As other comic blogs have described the series as 'the strip was quite simply a wild ride of exploitation glee with each episode the girls getting put through increasingly more terrifying scenarios with little no rhyme or reason as to why what was happening or where it all was heading (leaving the reader to think creator Hewetson must have been thinking 'what misery can I put the girls through this episode? The material seems quite tame by today's standards. But I don't really think that this is one for the kids.
Skywald always had much more of a 'the weird just happens' attitude towards its comic and horror material. Elements were warped in, completely exploited for the sake of the series and they just were. This makes it perfect for exploitation by a DM for adventure design. Crazy over the top pulpy weird settings, a ton of monsters to throw at players, and lots of non PC action.

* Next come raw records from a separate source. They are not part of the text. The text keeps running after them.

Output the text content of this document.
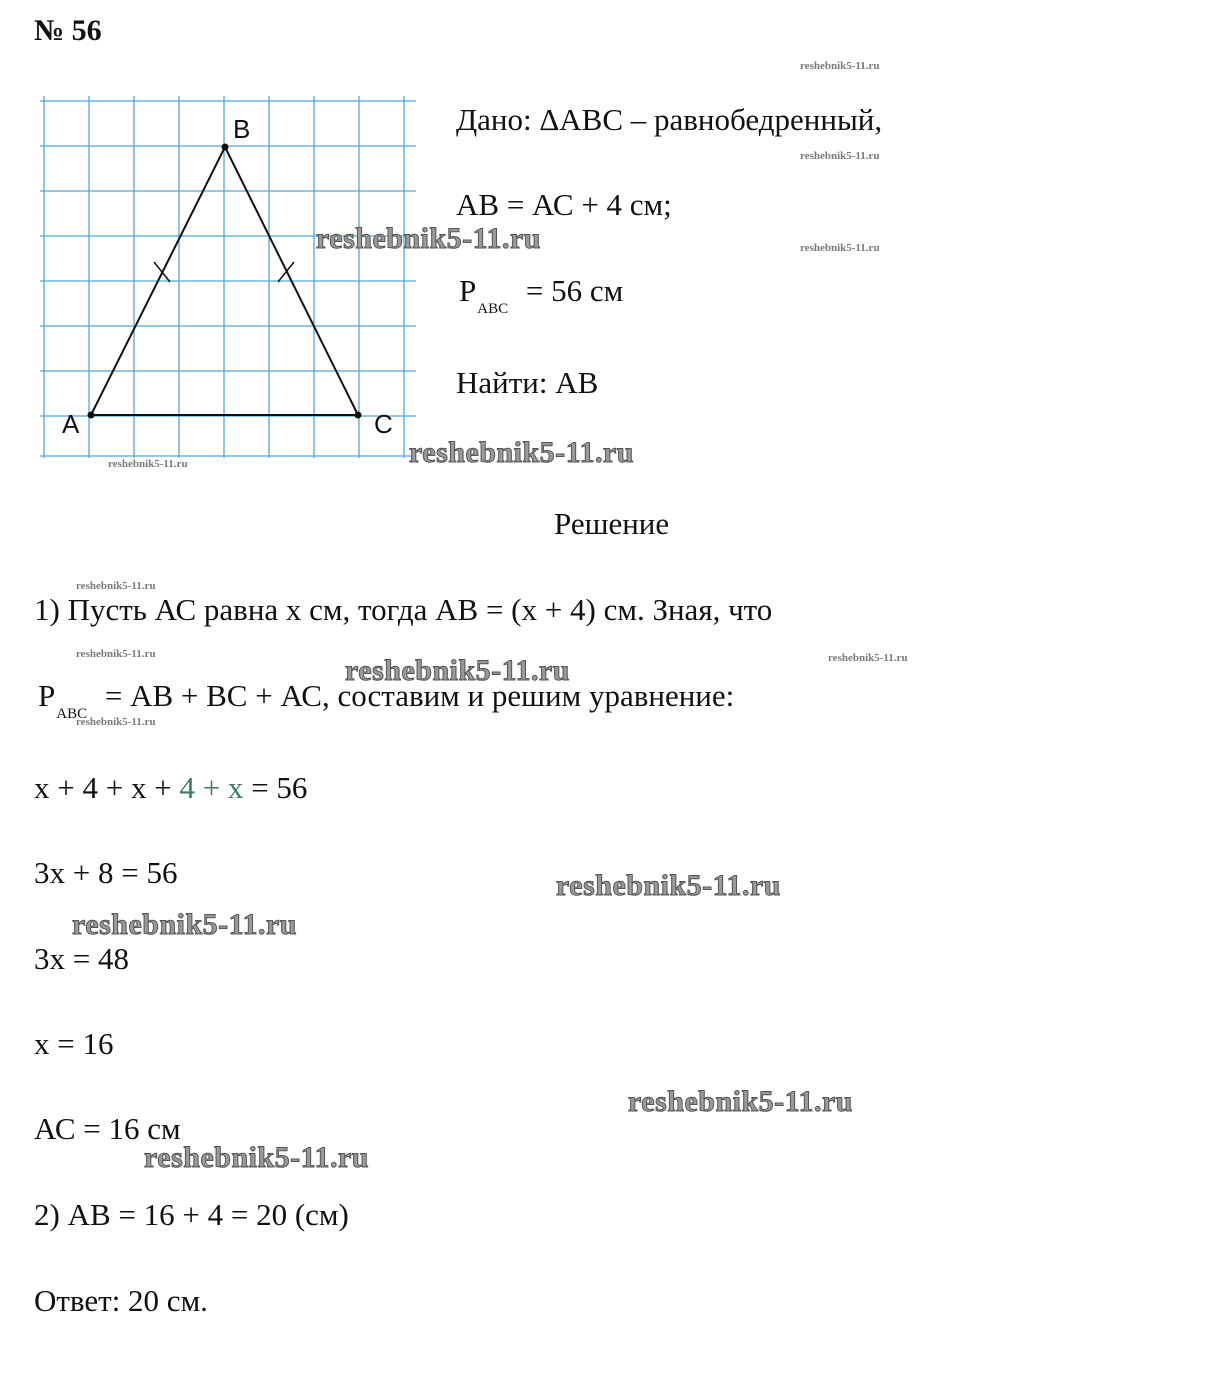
№ 56
B
A	C
Дано: ΔАВС – равнобедренный,
АВ = АС + 4 см;
$P_{ABC} = 56$ см
Найти: АВ
Решение
1) Пусть АС равна х см, тогда АВ = (х + 4) см. Зная, что
$P_{ABC}$ = АВ + ВС + АС, составим и решим уравнение:
х + 4 + х + 4 + х = 56
3х + 8 = 56
3х = 48
х = 16
АС = 16 см
2) АВ = 16 + 4 = 20 (см)
Ответ: 20 см.
reshebnik5-11.ru
reshebnik5-11.ru
reshebnik5-11.ru
reshebnik5-11.ru
reshebnik5-11.ru
reshebnik5-11.ru	reshebnik5-11.ru
reshebnik5-11.ru
reshebnik5-11.ru
reshebnik5-11.ru
reshebnik5-11.ru
reshebnik5-11.ru
reshebnik5-11.ru
reshebnik5-11.ru
reshebnik5-11.ru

Deconstructing the Saga of The Victims
For Your Old School Campaigns
Saga of the Victims has several reasons for use; the comic series isn't that well known today. The disappearance of the two main characters is sure to be noticed by several organization that can be brought into play. The Saga's characters make excellent NPC's and could possibly be run into during the course of play. The modern guns, 1970's style equipment and vehicles stats could be downloaded from the OSR library blog.
The Saga's characters both have United Nations connections and are both skilled fighters in their own right. There could well be conspiracy or occult connections linking the PC's to the adventure events of the Saga.
There are several reasons I can think off the top of my head for using Saga;
- The Saga's heroines are confident, skilled, fighter class heroines right out of the gate.
- The conspiracy theory, the 'Insearch of' 1970's occult revival exploitation angle is ripe for fleshing out for an old school LoFP game campaign or even a Dungeon Cult Classics game.
- Very quick scene and setting switches between adventure and worlds in the comic series just let's the world happen around the action.
- The weird elements of the Saga doesn't care, it just is and it happens in that trippy grind house sort of pulp way.
- Mature themes in the saga while troubling seem almost tame today. They're prime to be exploited for pulpy adventure by a DM with a bit of slight of hand two step DMing.
- The world settings of saga could be linked to form a planar or dimensional mega dungeon structure.
- The character's of the Saga's background are ripe for pulp or weird campaign histories.
- The weird 1970's psychedelic horror and sci fi themes of Saga are perfect LoFP grist for the mill.
- The open ended nature of Saga means that anything can and might happen.
- There are plenty of loot, open ended relics, factions, etc. for a DM to have old school expansion.